СИМОН МАРКИШ. Сын выдающегося советского еврейского поэта Переца Маркиша, убитого советской властью вместе с другими членами Еврейскою антифашистского комитета. Вдова поэта Эстер и два сына, старший, Симон, и младший, Давид, были высланы на далекое поселение. Возвратились в 1954 году, после смерти «отца всех народов». Симон снова поступил в МГУ на классическое отделение филфака, где он раньше учился. Летом 1954 года вдруг получил путевку в Дом творчества ВТО (Всероссийское театральное общество) под Ленинград — в поселок Комарово. Там мы и познакомились.
Мы жили на веранде старого деревянного дома — пять человек отдыхающих — кровати одна возле другой. Мои родители тоже отдыхали здесь. У них была отдельная комната.
Юрий Сергеевич, мой отец, никогда не приказывал мне — он советовал, заинтересовывал. Вот и на этот раз — на 5-й или 6-й день смены (тогда ведь и в Дома творчества приезжали все разом и разом уезжали это называлось «смена»), — так вот, в какой-то из начальных дней смены отец сказал: «Ты совсем заигрался в свои волейболы и пинг-понги. Рядом с тобой очень интересный человек. Ты обрати внимание». Так мы познакомились.
Отец мой умер через три года в этом самом Комарове, опять во время смены. Молодым еще умер. Он оставил по себе светлую память в сотнях (не преувеличиваю!) друзей, коллег и подчиненных (последние годы он был художественным руководителем Ленконцерта). А мне он оставил свою шкалу жизненных ценностей. Ценностей не оставил — их у него никогда не было, а шкалу оставил. Свет от тьмы он меня научил отличать. И еще — вот этим коротким разговором — оставил он мне самого главного друга моей жизни.

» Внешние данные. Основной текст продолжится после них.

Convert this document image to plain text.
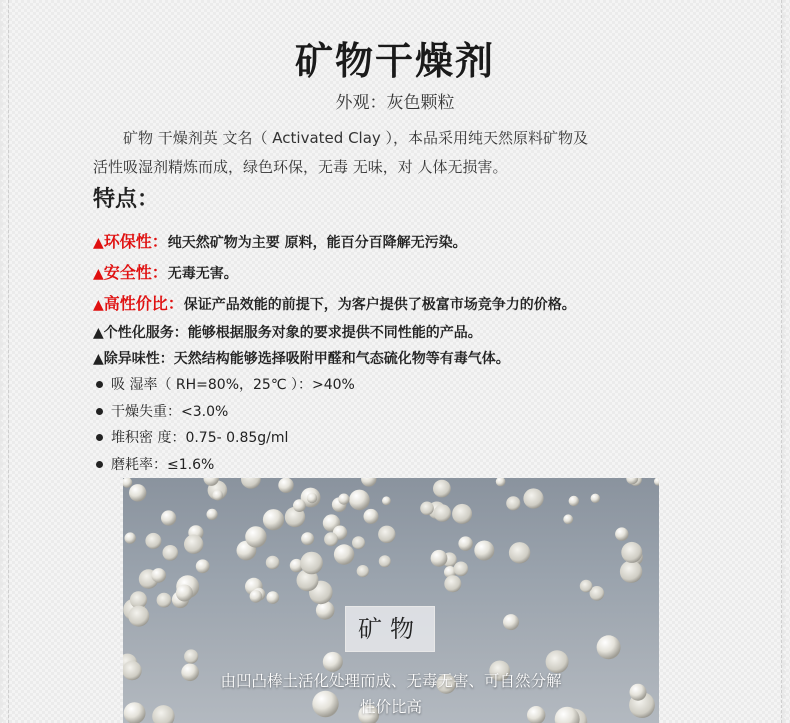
矿物干燥剂
外观：灰色颗粒
矿物 干燥剂英 文名（ Activated Clay ），本品采用纯天然原料矿物及
活性吸湿剂精炼而成，绿色环保，无毒 无味，对 人体无损害。
特点：
▲环保性：纯天然矿物为主要 原料，能百分百降解无污染。
▲安全性：无毒无害。
▲高性价比：保证产品效能的前提下，为客户提供了极富市场竞争力的价格。
▲个性化服务：能够根据服务对象的要求提供不同性能的产品。
▲除异味性：天然结构能够选择吸附甲醛和气态硫化物等有毒气体。
吸 湿率（ RH=80%，25℃ ）：>40%
干燥失重：<3.0%
堆积密 度：0.75- 0.85g/ml
磨耗率：≤1.6%
矿物
由凹凸棒土活化处理而成、无毒无害、可自然分解
性价比高
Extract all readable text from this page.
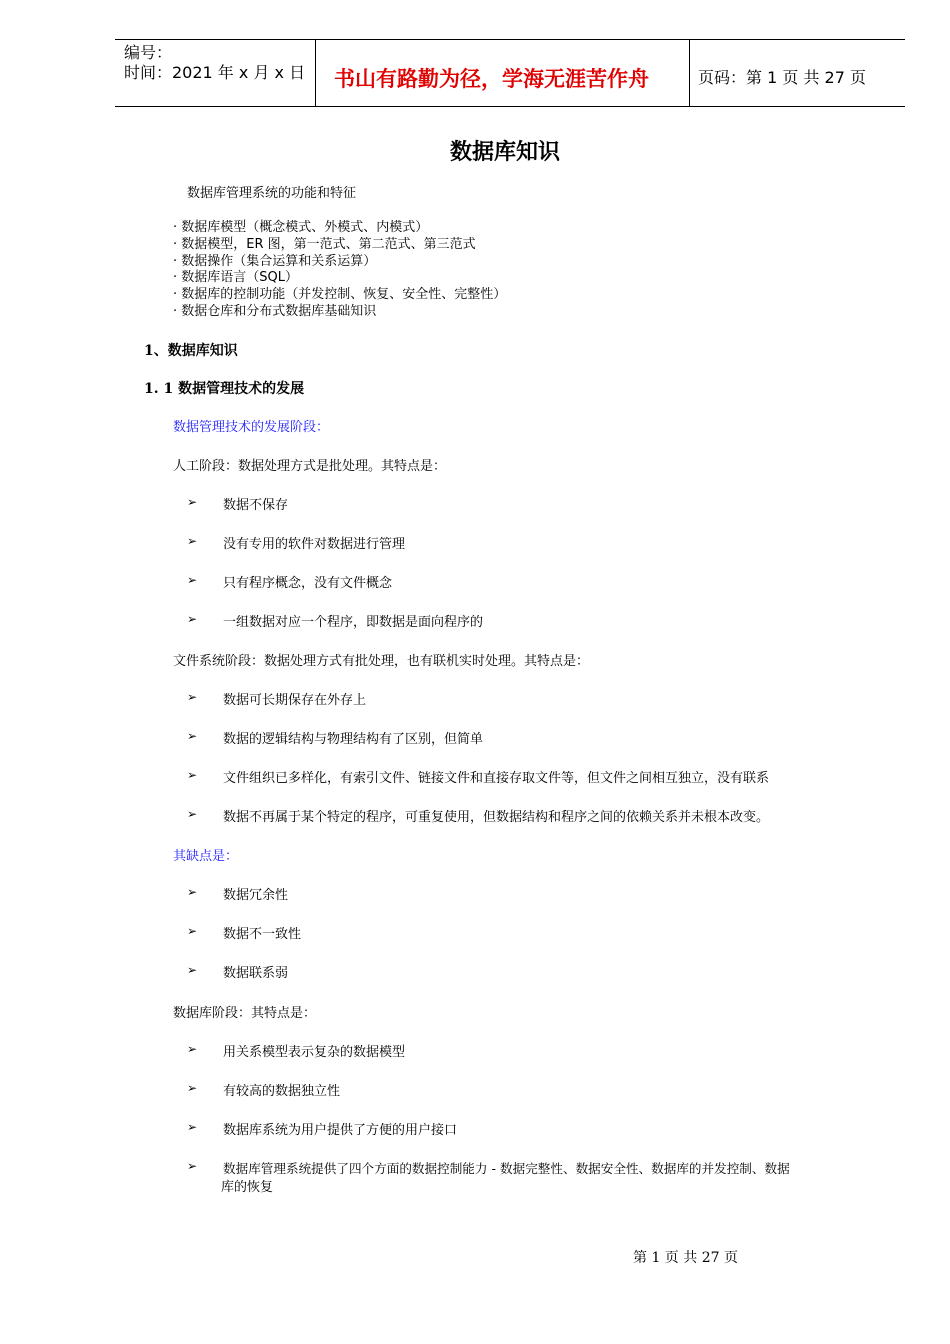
编号：
时间：2021 年 x 月 x 日 书山有路勤为径，学海无涯苦作舟	页码：第 1 页 共 27 页
数据库知识
数据库管理系统的功能和特征
· 数据库模型（概念模式、外模式、内模式）
· 数据模型，ER 图，第一范式、第二范式、第三范式
· 数据操作（集合运算和关系运算）
· 数据库语言（SQL）
· 数据库的控制功能（并发控制、恢复、安全性、完整性）
· 数据仓库和分布式数据库基础知识
1、数据库知识
1. 1 数据管理技术的发展
数据管理技术的发展阶段：
人工阶段：数据处理方式是批处理。其特点是：
➢ 数据不保存
➢ 没有专用的软件对数据进行管理
➢ 只有程序概念，没有文件概念
➢ 一组数据对应一个程序，即数据是面向程序的
文件系统阶段：数据处理方式有批处理，也有联机实时处理。其特点是：
➢ 数据可长期保存在外存上
➢ 数据的逻辑结构与物理结构有了区别，但简单
➢ 文件组织已多样化，有索引文件、链接文件和直接存取文件等，但文件之间相互独立，没有联系
➢ 数据不再属于某个特定的程序，可重复使用，但数据结构和程序之间的依赖关系并未根本改变。
其缺点是：
➢ 数据冗余性
➢ 数据不一致性
➢ 数据联系弱
数据库阶段：其特点是：
➢ 用关系模型表示复杂的数据模型
➢ 有较高的数据独立性
➢ 数据库系统为用户提供了方便的用户接口
➢ 数据库管理系统提供了四个方面的数据控制能力 - 数据完整性、数据安全性、数据库的并发控制、数据
库的恢复
第 1 页 共 27 页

Мы жили в тоталитарном государстве. Были годы свирепого давления — клещи власти, бывали и плоскогубцы — давит, но не режет. Бывали и оттепели с прояснением и синим небом над головой. Но мы жили в тоталитарном государстве — всегда! Сейчас нередко ностальгически вздыхают и удивляются: куда девалось прежнее единение с друзьями, с соседями, с коллегами. Теперь, дескать, все врозь, каждый за себя, а тогда....
Да, тогда было иначе. Коммунальная квартира, почти тюремная кучность жизни одних ожесточала, других сплачивала. Из первых выросли оскаленные волки, из вторых — вздыхатели по прошлому. Дружба была настоящая, и взаимопомощь была. Но всё это от бедности, от беды, от тесноты — деваться некуда, — начинаем дружить. Выбора не было — все как бог дал. Вернее, не бог — Бога не было. Случай! Чьи нары рядом — с тем и дружить. Либо ненависть, либо дружба. Либо дружба во имя ненависти к другой группе. Спокойное нормальное соседство невозможно. Это советский вариант общины, землячества, коллегиальности.